I did not have a gun. I did not have a bomb. I had a heavy pipe wrench I found in the vent. I looked at the red dot. I thought about the bridge I built that fell down. I thought about the people I let down. I was not going to let Elena down. I started to run.

I did not run like a hero in a movie. I ran like a scared animal. I zig zagged. The turret opened up. The sound was like a hammer hitting a tin roof. Bullets chewed up the floor behind me. A piece of stone caught me in the calf. I fell, sliding across the glass. It sliced into my arms and chest. I felt like I was being eaten by a thousand tiny mouths.

I reached the lever. The red dot was on my forehead now. I could see the camera lens of the turret shifting, locking in. I grabbed the lever with both hands. It was stuck. Of course it was stuck. Everything I ever built was broken. I screamed. It was a loud, ugly sound. I put every bit of my weight into it. I thought about the floor above me. I thought about the weight of the whole city. I thought about Elena’s gap tooth.

The lever moved.

A loud hiss of steam filled the room. It was deafening. The high scream of the reactor started to drop. The red dot on my forehead flickered and went out. The lights dimmed to a soft, tired blue. The district was not going to blow.

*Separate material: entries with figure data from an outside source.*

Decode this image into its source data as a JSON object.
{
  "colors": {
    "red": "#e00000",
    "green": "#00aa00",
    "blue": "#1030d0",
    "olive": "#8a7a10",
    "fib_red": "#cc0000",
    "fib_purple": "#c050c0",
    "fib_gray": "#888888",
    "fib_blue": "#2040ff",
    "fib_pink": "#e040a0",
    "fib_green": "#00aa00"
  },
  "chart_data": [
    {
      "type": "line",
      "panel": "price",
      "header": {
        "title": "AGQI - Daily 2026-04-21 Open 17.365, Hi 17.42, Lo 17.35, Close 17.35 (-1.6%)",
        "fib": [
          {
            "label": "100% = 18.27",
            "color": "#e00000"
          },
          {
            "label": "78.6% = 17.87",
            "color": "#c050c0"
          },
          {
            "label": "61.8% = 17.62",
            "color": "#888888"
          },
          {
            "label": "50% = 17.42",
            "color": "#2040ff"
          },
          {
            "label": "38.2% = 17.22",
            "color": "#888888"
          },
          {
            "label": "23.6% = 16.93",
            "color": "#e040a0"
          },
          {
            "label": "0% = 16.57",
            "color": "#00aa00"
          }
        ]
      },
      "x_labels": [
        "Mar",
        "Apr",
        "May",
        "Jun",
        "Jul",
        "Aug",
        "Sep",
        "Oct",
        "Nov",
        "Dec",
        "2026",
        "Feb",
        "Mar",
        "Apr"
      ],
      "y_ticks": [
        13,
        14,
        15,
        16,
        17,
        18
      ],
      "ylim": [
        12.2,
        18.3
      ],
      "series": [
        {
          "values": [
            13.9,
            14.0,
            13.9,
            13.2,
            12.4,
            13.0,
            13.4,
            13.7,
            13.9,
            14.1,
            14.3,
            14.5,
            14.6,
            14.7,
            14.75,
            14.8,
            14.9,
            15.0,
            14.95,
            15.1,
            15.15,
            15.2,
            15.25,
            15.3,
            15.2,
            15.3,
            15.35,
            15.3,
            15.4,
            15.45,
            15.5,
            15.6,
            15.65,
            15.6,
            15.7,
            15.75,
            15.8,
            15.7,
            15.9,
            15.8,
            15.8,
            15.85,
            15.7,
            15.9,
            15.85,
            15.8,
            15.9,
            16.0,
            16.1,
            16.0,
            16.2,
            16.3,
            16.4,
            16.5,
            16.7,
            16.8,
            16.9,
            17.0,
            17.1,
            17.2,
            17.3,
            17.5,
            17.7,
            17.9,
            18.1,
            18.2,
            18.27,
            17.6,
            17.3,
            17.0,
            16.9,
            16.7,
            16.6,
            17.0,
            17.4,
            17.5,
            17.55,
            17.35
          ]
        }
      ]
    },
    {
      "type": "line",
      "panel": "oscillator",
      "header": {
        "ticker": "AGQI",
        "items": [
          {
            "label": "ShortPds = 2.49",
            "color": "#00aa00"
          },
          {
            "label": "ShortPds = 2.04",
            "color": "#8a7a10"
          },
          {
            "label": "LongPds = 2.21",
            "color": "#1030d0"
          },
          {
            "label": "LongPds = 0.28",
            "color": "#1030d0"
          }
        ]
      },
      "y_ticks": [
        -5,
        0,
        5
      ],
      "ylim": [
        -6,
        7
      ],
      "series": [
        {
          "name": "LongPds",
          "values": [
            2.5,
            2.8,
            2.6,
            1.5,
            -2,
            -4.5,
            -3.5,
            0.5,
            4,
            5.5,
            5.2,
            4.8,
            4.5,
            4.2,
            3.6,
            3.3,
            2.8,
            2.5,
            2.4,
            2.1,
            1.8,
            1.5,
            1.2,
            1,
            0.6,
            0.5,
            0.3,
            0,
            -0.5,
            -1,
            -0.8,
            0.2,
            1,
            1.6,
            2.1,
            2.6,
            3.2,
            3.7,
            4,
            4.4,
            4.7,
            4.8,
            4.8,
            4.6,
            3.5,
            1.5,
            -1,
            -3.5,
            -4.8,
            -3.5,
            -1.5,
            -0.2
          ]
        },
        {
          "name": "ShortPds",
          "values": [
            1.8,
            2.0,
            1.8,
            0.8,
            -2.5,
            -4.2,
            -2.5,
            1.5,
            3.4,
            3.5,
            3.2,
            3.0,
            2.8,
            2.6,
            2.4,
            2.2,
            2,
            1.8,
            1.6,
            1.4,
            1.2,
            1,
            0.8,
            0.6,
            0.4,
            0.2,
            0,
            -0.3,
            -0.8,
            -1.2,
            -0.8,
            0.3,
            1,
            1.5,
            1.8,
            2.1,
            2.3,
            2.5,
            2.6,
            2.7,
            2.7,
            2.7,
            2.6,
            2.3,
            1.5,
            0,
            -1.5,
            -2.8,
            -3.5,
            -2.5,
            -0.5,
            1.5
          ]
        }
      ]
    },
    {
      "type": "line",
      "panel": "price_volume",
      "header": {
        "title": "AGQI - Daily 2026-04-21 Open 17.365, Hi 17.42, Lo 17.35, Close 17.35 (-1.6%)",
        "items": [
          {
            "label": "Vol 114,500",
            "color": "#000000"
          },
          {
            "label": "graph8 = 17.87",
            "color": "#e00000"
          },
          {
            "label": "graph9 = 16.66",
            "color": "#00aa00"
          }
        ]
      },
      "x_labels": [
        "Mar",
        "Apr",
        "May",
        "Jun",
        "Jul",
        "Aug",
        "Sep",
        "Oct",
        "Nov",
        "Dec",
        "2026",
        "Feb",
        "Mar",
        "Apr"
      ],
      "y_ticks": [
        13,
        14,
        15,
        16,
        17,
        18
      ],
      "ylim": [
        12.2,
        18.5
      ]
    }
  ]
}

I slumped against the wall. I looked at my hands. They were a mess of blood and grease. My side was stinging, and I could feel the glass still stuck in my skin. I checked my watch. One minute left. I started to laugh. It was a shaky, pathetic laugh that turned into a cough. I sat there in the dark, listening to the city groan.

I am still a scavenger. I am still the guy who messed up. But I am sitting here drinking this beer, and I know that somewhere in this broken city, a girl with a gap in her teeth is breathing. That is enough for me. My hands are still shaking, though. I do not think they will ever stop. You ever feel like the world is just too heavy to hold up? I do. Every single day. But you just keep crawling through the vents anyway. What else are you going to do?